The DOD and VA have created a joint vision registry with the goal of improving service member and veterans’ outcomes by the prevention, diagnosis, mitigation, treatment and rehabilitation of disorders of the visual system. The registry is designed to track and optimize outcomes by utilizing data abstraction (from multiple sources), analysis, research, and statistic prediction. Knowledge Analytics Incorporated (KAI) was tasked to develop an idealized, semantically-enabled information model to support the abstraction of clinical medical information of eye injury patients. Abstracted data is stored into a computable database called the Defense and Veterans Eye Injury and Vision Registry (DVEIVR) Pilot and VA Eye Injury Data Store. The idealized information model/ontology is being developed using KAIs analytical tool suite which allows subject matter experts (SME) to independently specify ontological types, meanings, and relationships. The tool suite allowed: 1. SMEs to define the information model/ontology using types and value sets. 2. Compile this model into a programming implementation (Currently Java) 3. Create instances of the model types (i.e.
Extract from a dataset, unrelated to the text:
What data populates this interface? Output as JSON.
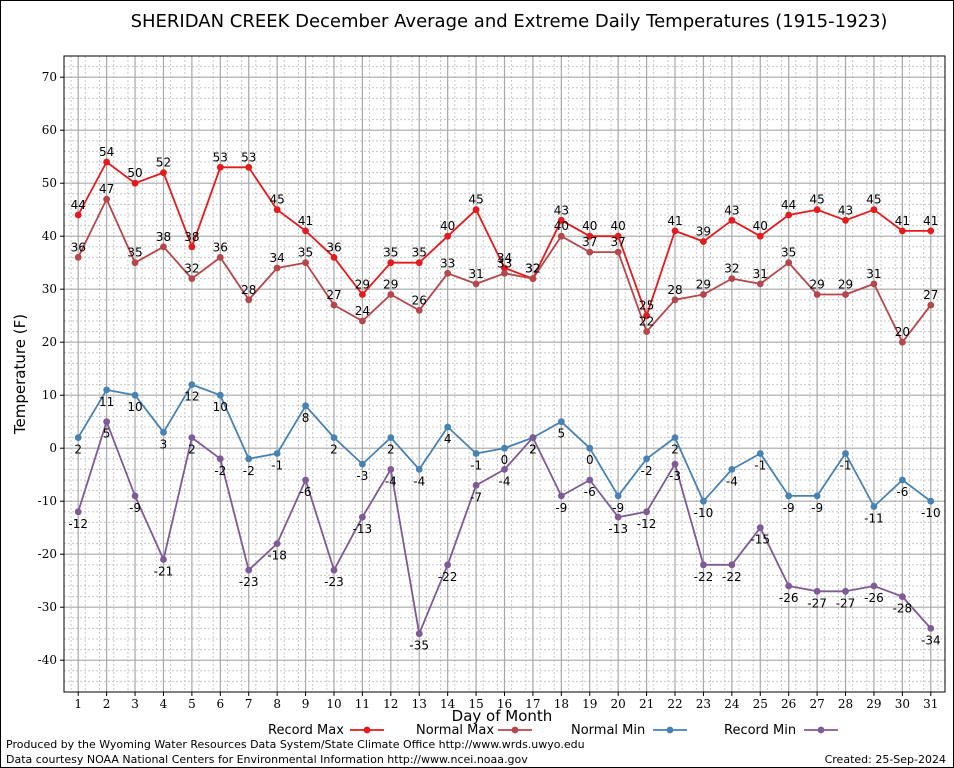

Patient with an Ocular Trauma). 4. Perform analytics on the set of patients (Registry) using operational rules or statistical analysis (R Statistical Package).

propecia online canada
weight loss supplements that actually work
vytorin cost
viagra without prescription
singulair medicine
synthroid 100 mcg
gabapentin 100mg
cialis without a prescription
blood pressure medicine lisinopril
how to lose fat fast
where to buy viagra pills
tamiflu medicine
стрижки на средние волосы с челкой
crestor dosage
discount prescription drugs
app collaboration
buy cialis online safely
software collaboration

Included in the development of the idealized information model, KAI focused its efforts on the specification of Interocular Foreign Bodies (IOFB) within the model, as well as IOFB material properties. Also included in this task was the specification and use of the RxNORM drug ontology and use of drug categories for the purpose of improving outcomes.